ECLI:NL:CRVB:2014:398
Centrale Raad van Beroep
- Hoger beroep
- A.J. Schaap
- W.H. Bel
- G. van Zeben-de Vries
- Rechtspraak.nl
Weigering verhuiskostenvergoeding op basis van medische beperkingen en omgevingsfactoren
In deze zaak heeft de Centrale Raad van Beroep op 12 februari 2014 uitspraak gedaan in hoger beroep tegen een eerdere beslissing van de rechtbank Amsterdam. De appellant, een vader van een gehandicapte dochter, had een verhuiskostenvergoeding aangevraagd op basis van de Wet maatschappelijke ondersteuning (Wmo). Hij stelde dat de nabijheid van een kanaal en de drugsoverlast in de omgeving een gevaar vormden voor zijn dochter, die lijdt aan een verstandelijke beperking en epilepsie. De rechtbank had eerder het beroep ongegrond verklaard, omdat het college van burgemeester en wethouders van Amsterdam had vastgesteld dat er geen medische beperkingen waren die een verhuizing noodzakelijk maakten. De medisch adviseur had geconcludeerd dat de dochter geen beperkingen ondervond in het normale gebruik van de woning.

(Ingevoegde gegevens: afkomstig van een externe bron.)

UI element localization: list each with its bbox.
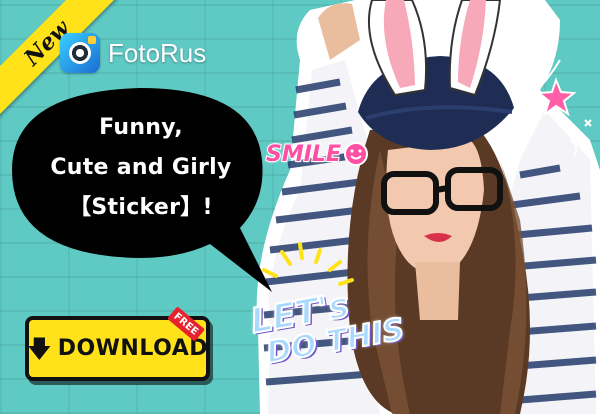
tagline-line-2: Cute and Girly bbox=[50, 155, 232, 180]
smiley-face-icon bbox=[343, 142, 368, 166]
download-arrow-icon: 🡇 bbox=[27, 334, 52, 363]
smile-sticker-text: SMILE bbox=[265, 141, 342, 168]
smile-sticker: SMILE bbox=[265, 141, 369, 168]
tagline-line-1: Funny, bbox=[99, 115, 183, 140]
camera-lens-icon bbox=[60, 33, 100, 73]
download-label: DOWNLOAD bbox=[57, 336, 208, 361]
tagline-line-3: 【Sticker】! bbox=[69, 195, 213, 220]
brand-name: FotoRus bbox=[108, 37, 207, 68]
sticker-ad-banner: New FotoRus Funny, Cute and Girly 【Stick… bbox=[0, 0, 600, 414]
brand: FotoRus bbox=[60, 33, 206, 73]
tagline: Funny, Cute and Girly 【Sticker】! bbox=[36, 108, 246, 228]
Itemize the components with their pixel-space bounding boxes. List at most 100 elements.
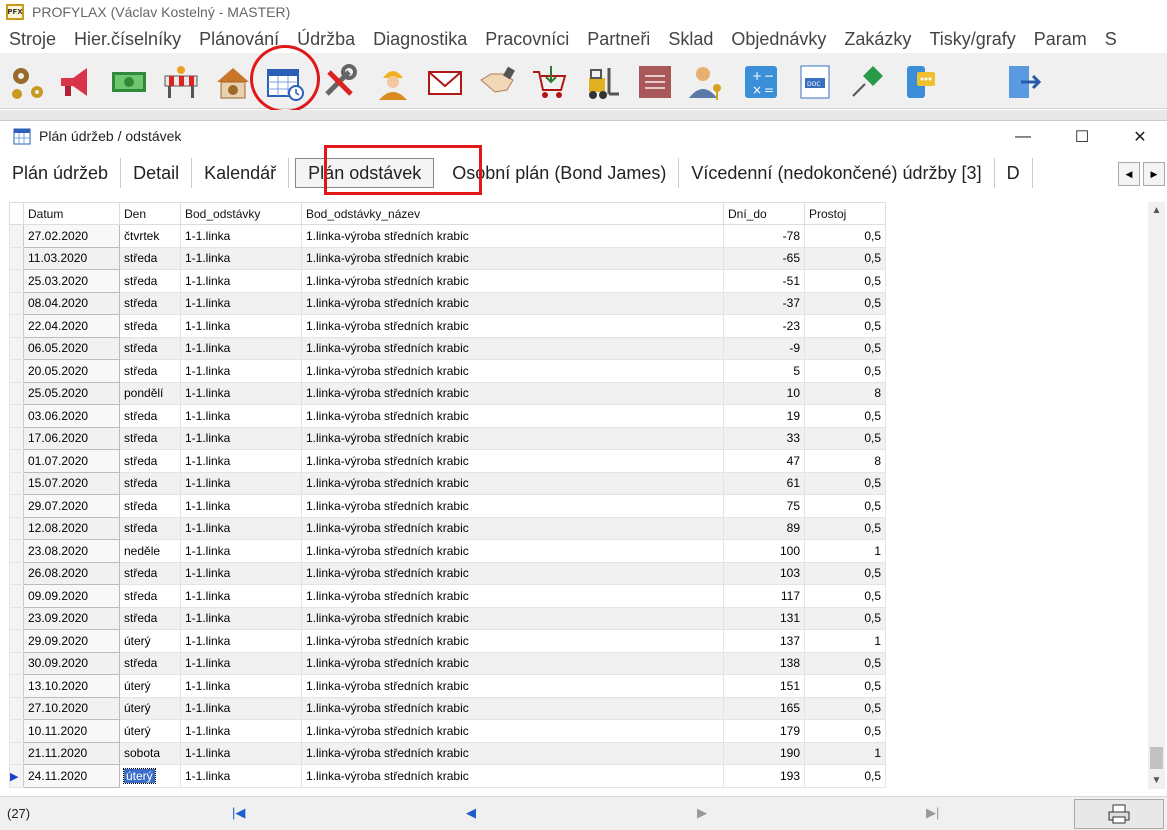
date-cell[interactable]: 01.07.2020 — [23, 449, 120, 473]
point-name-cell[interactable]: 1.linka-výroba středních krabic — [301, 246, 724, 270]
menu-item[interactable]: Param — [1025, 29, 1096, 50]
point-name-cell[interactable]: 1.linka-výroba středních krabic — [301, 561, 724, 585]
point-name-cell[interactable]: 1.linka-výroba středních krabic — [301, 674, 724, 698]
money-icon[interactable] — [106, 59, 152, 105]
table-row[interactable]: 29.07.2020 středa 1-1.linka 1.linka-výroba … — [9, 494, 886, 518]
date-cell[interactable]: 11.03.2020 — [23, 246, 120, 270]
scroll-down-icon[interactable]: ▼ — [1148, 772, 1165, 789]
day-cell[interactable]: úterý — [119, 696, 181, 720]
next-record-icon[interactable]: ▶ — [697, 805, 707, 821]
column-header[interactable]: Bod_odstávky_název — [301, 202, 724, 225]
megaphone-icon[interactable] — [52, 59, 98, 105]
row-indicator[interactable] — [9, 269, 24, 293]
day-cell[interactable]: středa — [119, 314, 181, 338]
row-indicator[interactable] — [9, 606, 24, 630]
row-indicator[interactable] — [9, 471, 24, 495]
date-cell[interactable]: 08.04.2020 — [23, 291, 120, 315]
days-to-cell[interactable]: -23 — [723, 314, 805, 338]
days-to-cell[interactable]: -37 — [723, 291, 805, 315]
day-cell[interactable]: středa — [119, 516, 181, 540]
days-to-cell[interactable]: 47 — [723, 449, 805, 473]
point-name-cell[interactable]: 1.linka-výroba středních krabic — [301, 494, 724, 518]
downtime-cell[interactable]: 0,5 — [804, 269, 886, 293]
date-cell[interactable]: 23.08.2020 — [23, 539, 120, 563]
day-cell[interactable]: čtvrtek — [119, 224, 181, 248]
last-record-icon[interactable]: ▶| — [926, 805, 939, 821]
column-header[interactable]: Datum — [23, 202, 120, 225]
downtime-cell[interactable]: 0,5 — [804, 471, 886, 495]
point-name-cell[interactable]: 1.linka-výroba středních krabic — [301, 651, 724, 675]
menu-item[interactable]: Objednávky — [722, 29, 835, 50]
phone-chat-icon[interactable] — [898, 59, 944, 105]
date-cell[interactable]: 03.06.2020 — [23, 404, 120, 428]
downtime-cell[interactable]: 0,5 — [804, 561, 886, 585]
days-to-cell[interactable]: -51 — [723, 269, 805, 293]
downtime-cell[interactable]: 0,5 — [804, 291, 886, 315]
tab-scroll-right-button[interactable]: ▶ — [1143, 162, 1165, 186]
downtime-cell[interactable]: 0,5 — [804, 719, 886, 743]
row-indicator[interactable] — [9, 561, 24, 585]
envelope-icon[interactable] — [422, 59, 468, 105]
table-row[interactable]: 09.09.2020 středa 1-1.linka 1.linka-výroba … — [9, 584, 886, 608]
day-cell[interactable]: úterý — [119, 629, 181, 653]
point-name-cell[interactable]: 1.linka-výroba středních krabic — [301, 606, 724, 630]
barrier-icon[interactable] — [158, 59, 204, 105]
days-to-cell[interactable]: 190 — [723, 741, 805, 765]
point-cell[interactable]: 1-1.linka — [180, 359, 302, 383]
first-record-icon[interactable]: |◀ — [232, 805, 245, 821]
maximize-button[interactable]: ☐ — [1062, 124, 1102, 150]
table-row[interactable]: 13.10.2020 úterý 1-1.linka 1.linka-výroba s… — [9, 674, 886, 698]
downtime-cell[interactable]: 0,5 — [804, 674, 886, 698]
date-cell[interactable]: 24.11.2020 — [23, 764, 120, 788]
row-indicator[interactable] — [9, 381, 24, 405]
row-indicator[interactable] — [9, 741, 24, 765]
point-name-cell[interactable]: 1.linka-výroba středních krabic — [301, 741, 724, 765]
point-name-cell[interactable]: 1.linka-výroba středních krabic — [301, 404, 724, 428]
row-indicator[interactable] — [9, 516, 24, 540]
table-row[interactable]: 11.03.2020 středa 1-1.linka 1.linka-výroba … — [9, 246, 886, 270]
date-cell[interactable]: 30.09.2020 — [23, 651, 120, 675]
date-cell[interactable]: 27.10.2020 — [23, 696, 120, 720]
point-cell[interactable]: 1-1.linka — [180, 584, 302, 608]
row-indicator[interactable] — [9, 584, 24, 608]
downtime-cell[interactable]: 0,5 — [804, 314, 886, 338]
menu-item[interactable]: Zakázky — [835, 29, 920, 50]
table-row[interactable]: 27.02.2020 čtvrtek 1-1.linka 1.linka-výroba… — [9, 224, 886, 248]
point-cell[interactable]: 1-1.linka — [180, 741, 302, 765]
day-cell[interactable]: středa — [119, 651, 181, 675]
table-row[interactable]: 12.08.2020 středa 1-1.linka 1.linka-výroba … — [9, 516, 886, 540]
date-cell[interactable]: 25.03.2020 — [23, 269, 120, 293]
point-cell[interactable]: 1-1.linka — [180, 269, 302, 293]
day-cell[interactable]: středa — [119, 584, 181, 608]
day-cell[interactable]: středa — [119, 494, 181, 518]
table-row[interactable]: 25.05.2020 pondělí 1-1.linka 1.linka-výroba… — [9, 381, 886, 405]
cart-icon[interactable] — [526, 59, 572, 105]
previous-record-icon[interactable]: ◀ — [466, 805, 476, 821]
point-cell[interactable]: 1-1.linka — [180, 426, 302, 450]
table-row[interactable]: 08.04.2020 středa 1-1.linka 1.linka-výroba … — [9, 291, 886, 315]
days-to-cell[interactable]: 100 — [723, 539, 805, 563]
days-to-cell[interactable]: -78 — [723, 224, 805, 248]
downtime-cell[interactable]: 8 — [804, 449, 886, 473]
row-indicator[interactable] — [9, 314, 24, 338]
date-cell[interactable]: 20.05.2020 — [23, 359, 120, 383]
downtime-cell[interactable]: 0,5 — [804, 651, 886, 675]
day-cell[interactable]: středa — [119, 606, 181, 630]
downtime-cell[interactable]: 0,5 — [804, 224, 886, 248]
table-row[interactable]: 06.05.2020 středa 1-1.linka 1.linka-výroba … — [9, 336, 886, 360]
table-row[interactable]: 27.10.2020 úterý 1-1.linka 1.linka-výroba s… — [9, 696, 886, 720]
days-to-cell[interactable]: 137 — [723, 629, 805, 653]
downtime-cell[interactable]: 0,5 — [804, 696, 886, 720]
table-row[interactable]: 21.11.2020 sobota 1-1.linka 1.linka-výroba … — [9, 741, 886, 765]
point-name-cell[interactable]: 1.linka-výroba středních krabic — [301, 449, 724, 473]
point-name-cell[interactable]: 1.linka-výroba středních krabic — [301, 269, 724, 293]
day-cell[interactable]: středa — [119, 336, 181, 360]
row-indicator[interactable] — [9, 291, 24, 315]
downtime-cell[interactable]: 0,5 — [804, 246, 886, 270]
column-header[interactable]: Dní_do — [723, 202, 805, 225]
day-cell[interactable]: středa — [119, 404, 181, 428]
days-to-cell[interactable]: 5 — [723, 359, 805, 383]
day-cell[interactable]: středa — [119, 471, 181, 495]
point-name-cell[interactable]: 1.linka-výroba středních krabic — [301, 426, 724, 450]
column-header[interactable]: Prostoj — [804, 202, 886, 225]
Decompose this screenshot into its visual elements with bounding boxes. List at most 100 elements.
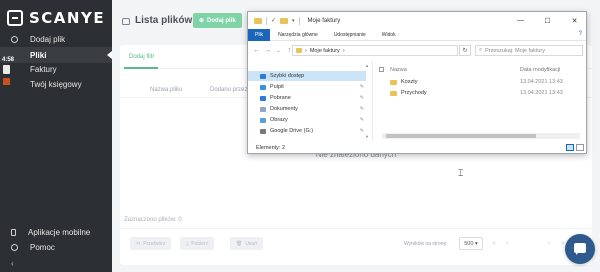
search-input[interactable]: ⌕ Przeszukaj: Moje faktury <box>475 45 583 56</box>
sidebar-item-label: Twój księgowy <box>30 79 82 89</box>
column-header-file-name[interactable]: Nazwa pliku <box>150 87 182 93</box>
large-icons-view-icon[interactable] <box>576 144 584 151</box>
mouse-cursor-icon: ⌶ <box>458 168 464 178</box>
download-button[interactable]: ⤓ Pobierz <box>180 237 215 250</box>
help-icon[interactable]: ? <box>579 31 582 37</box>
sidebar-item-mobile-apps[interactable]: Aplikacje mobilne <box>0 224 112 240</box>
explorer-ribbon: Plik Narzędzia główne Udostępnianie Wido… <box>248 28 586 41</box>
nav-item-label: Google Drive (G:) <box>270 128 314 134</box>
chevron-down-icon[interactable]: ▾ <box>292 18 295 24</box>
pin-icon[interactable]: ✎ <box>360 84 364 90</box>
recent-locations-icon[interactable]: ⌄ <box>273 48 284 54</box>
file-row[interactable]: Przychody 13.04.2021 13:43 <box>390 88 585 98</box>
search-icon: ⌕ <box>479 47 483 53</box>
sidebar-item-label: Pliki <box>30 50 47 60</box>
app-shortcut-icon[interactable] <box>3 78 10 85</box>
new-folder-icon[interactable] <box>280 17 289 24</box>
column-header-added-by[interactable]: Dodano przez <box>210 87 247 93</box>
nav-item-pictures[interactable]: Obrazy ✎ <box>260 115 366 125</box>
nav-item-label: Dokumenty <box>270 106 298 112</box>
minimize-button[interactable]: — <box>507 12 534 29</box>
sidebar-item-invoices[interactable]: Faktury <box>0 61 112 77</box>
pager-first[interactable]: « <box>492 240 496 247</box>
sidebar-item-label: Aplikacje mobilne <box>28 227 91 237</box>
nav-item-label: Obrazy <box>270 117 288 123</box>
close-button[interactable]: ✕ <box>561 12 586 29</box>
add-filter-tab[interactable]: Dodaj filtr <box>129 54 154 60</box>
scroll-up-icon[interactable]: ▲ <box>365 63 369 68</box>
file-date: 13.04.2021 13:43 <box>520 79 563 85</box>
file-name: Przychody <box>401 90 427 96</box>
scrollbar-thumb[interactable] <box>386 134 536 138</box>
breadcrumb-chevron: › <box>305 47 307 54</box>
pin-icon[interactable]: ✎ <box>360 106 364 112</box>
nav-item-desktop[interactable]: Pulpit ✎ <box>260 82 366 92</box>
address-text: Moje faktury <box>309 47 340 54</box>
back-arrow-icon[interactable]: ← <box>251 47 262 54</box>
download-icon <box>260 95 266 101</box>
horizontal-scrollbar[interactable] <box>382 133 580 139</box>
invoice-icon <box>11 66 18 73</box>
nav-item-label: Pobrane <box>270 95 291 101</box>
tab-view[interactable]: Widok <box>374 29 404 41</box>
tab-home[interactable]: Narzędzia główne <box>270 29 326 41</box>
per-page-value: 500 <box>464 240 474 247</box>
select-all-checkbox[interactable] <box>379 67 384 72</box>
delete-button[interactable]: 🗑 Usuń <box>230 237 264 250</box>
explorer-address-row: ← → ⌄ ↑ › Moje faktury › ↻ ⌕ Przeszukaj:… <box>248 42 586 59</box>
download-label: Pobierz <box>191 240 209 247</box>
folder-icon <box>296 48 302 53</box>
pin-icon[interactable]: ✎ <box>360 95 364 101</box>
address-bar[interactable]: › Moje faktury › <box>292 45 458 56</box>
sidebar-item-help[interactable]: Pomoc <box>0 239 112 255</box>
checkmark-icon[interactable]: ✓ <box>271 17 276 24</box>
collapse-sidebar-icon[interactable]: ‹ <box>11 260 19 268</box>
tab-share[interactable]: Udostępnianie <box>326 29 374 41</box>
add-file-button[interactable]: ⊕ Dodaj plik <box>193 13 242 28</box>
nav-item-documents[interactable]: Dokumenty ✎ <box>260 104 366 114</box>
item-count: Elementy: 2 <box>256 145 286 151</box>
scroll-down-icon[interactable]: ▼ <box>365 134 369 139</box>
column-header-date-modified[interactable]: Data modyfikacji <box>520 67 560 73</box>
sidebar-item-add-file[interactable]: Dodaj plik <box>0 31 112 47</box>
plus-icon: ⊕ <box>199 18 205 24</box>
footer-divider <box>120 228 592 229</box>
nav-item-label: Pulpit <box>270 84 284 90</box>
breadcrumb-chevron: › <box>342 47 345 54</box>
sidebar-item-accountant[interactable]: Twój księgowy <box>0 76 112 92</box>
refresh-icon[interactable]: ↻ <box>459 45 471 56</box>
accountant-icon <box>11 81 18 88</box>
explorer-titlebar[interactable]: ✓ ▾ Moje faktury — ☐ ✕ <box>248 12 586 29</box>
forward-arrow-icon[interactable]: → <box>262 47 273 54</box>
nav-item-google-drive[interactable]: Google Drive (G:) ✎ <box>260 126 366 136</box>
process-button[interactable]: ⟲ Przetwórz <box>130 237 172 250</box>
details-view-icon[interactable] <box>566 144 574 151</box>
sidebar-item-label: Dodaj plik <box>30 34 66 44</box>
pager-next[interactable]: › <box>548 240 550 247</box>
tab-file[interactable]: Plik <box>248 28 271 41</box>
nav-item-downloads[interactable]: Pobrane ✎ <box>260 93 366 103</box>
clock-badge: 4:58 <box>2 57 15 63</box>
chat-button[interactable] <box>565 234 595 264</box>
add-file-label: Dodaj plik <box>207 17 236 24</box>
column-header-name[interactable]: Nazwa <box>390 67 407 73</box>
pictures-icon <box>260 117 266 123</box>
folder-icon <box>254 17 262 24</box>
pane-divider[interactable] <box>372 61 373 141</box>
logo-text: SCANYE <box>29 9 106 27</box>
file-row[interactable]: Koszty 13.04.2021 13:43 <box>390 77 585 87</box>
file-explorer-window[interactable]: ✓ ▾ Moje faktury — ☐ ✕ Plik Narzędzia gł… <box>247 11 587 154</box>
logo[interactable]: SCANYE <box>7 6 105 30</box>
trash-icon: 🗑 <box>236 240 243 247</box>
pager-prev[interactable]: ‹ <box>506 240 508 247</box>
explorer-title: Moje faktury <box>307 17 341 24</box>
maximize-button[interactable]: ☐ <box>534 12 561 29</box>
sidebar-item-label: Pomoc <box>30 242 55 252</box>
process-label: Przetwórz <box>143 240 166 247</box>
per-page-select[interactable]: 500 ▾ <box>459 237 483 250</box>
pin-icon[interactable]: ✎ <box>360 128 364 134</box>
pin-icon[interactable]: ✎ <box>360 117 364 123</box>
file-list-pane: Nazwa Data modyfikacji Koszty 13.04.2021… <box>374 61 586 141</box>
nav-item-quick-access[interactable]: Szybki dostęp <box>260 71 366 81</box>
chevron-down-icon: ▾ <box>473 240 478 247</box>
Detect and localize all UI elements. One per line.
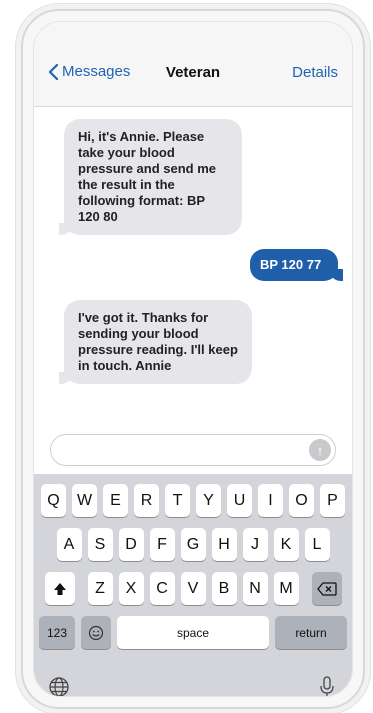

De Raad bevestigde de uitspraak van de rechtbank en oordeelde dat de appellant niet had aangetoond dat er een causaal verband bestond tussen de slaapproblemen van zijn dochter en de geluidsoverlast van drugsgebruikers. De Raad benadrukte dat de ouders verantwoordelijk zijn voor het treffen van veiligheidsmaatregelen en dat verhuizing niet de oplossing was voor de problemen die de appellant ervoer. De Raad oordeelde dat er geen bijzondere omstandigheden waren die aanleiding gaven tot toepassing van de hardheidsclausule in de Verordening voorzieningen maatschappelijke ondersteuning van de gemeente Amsterdam.
De uitspraak bevestigde dat het college in redelijkheid had geoordeeld dat er geen compensatieplicht bestond op basis van de Wmo, en dat de appellant zelf verantwoordelijk was voor het creëren van een veilige omgeving voor zijn dochter. De Raad concludeerde dat het hoger beroep niet slaagde en dat de eerdere uitspraak van de rechtbank in stand bleef.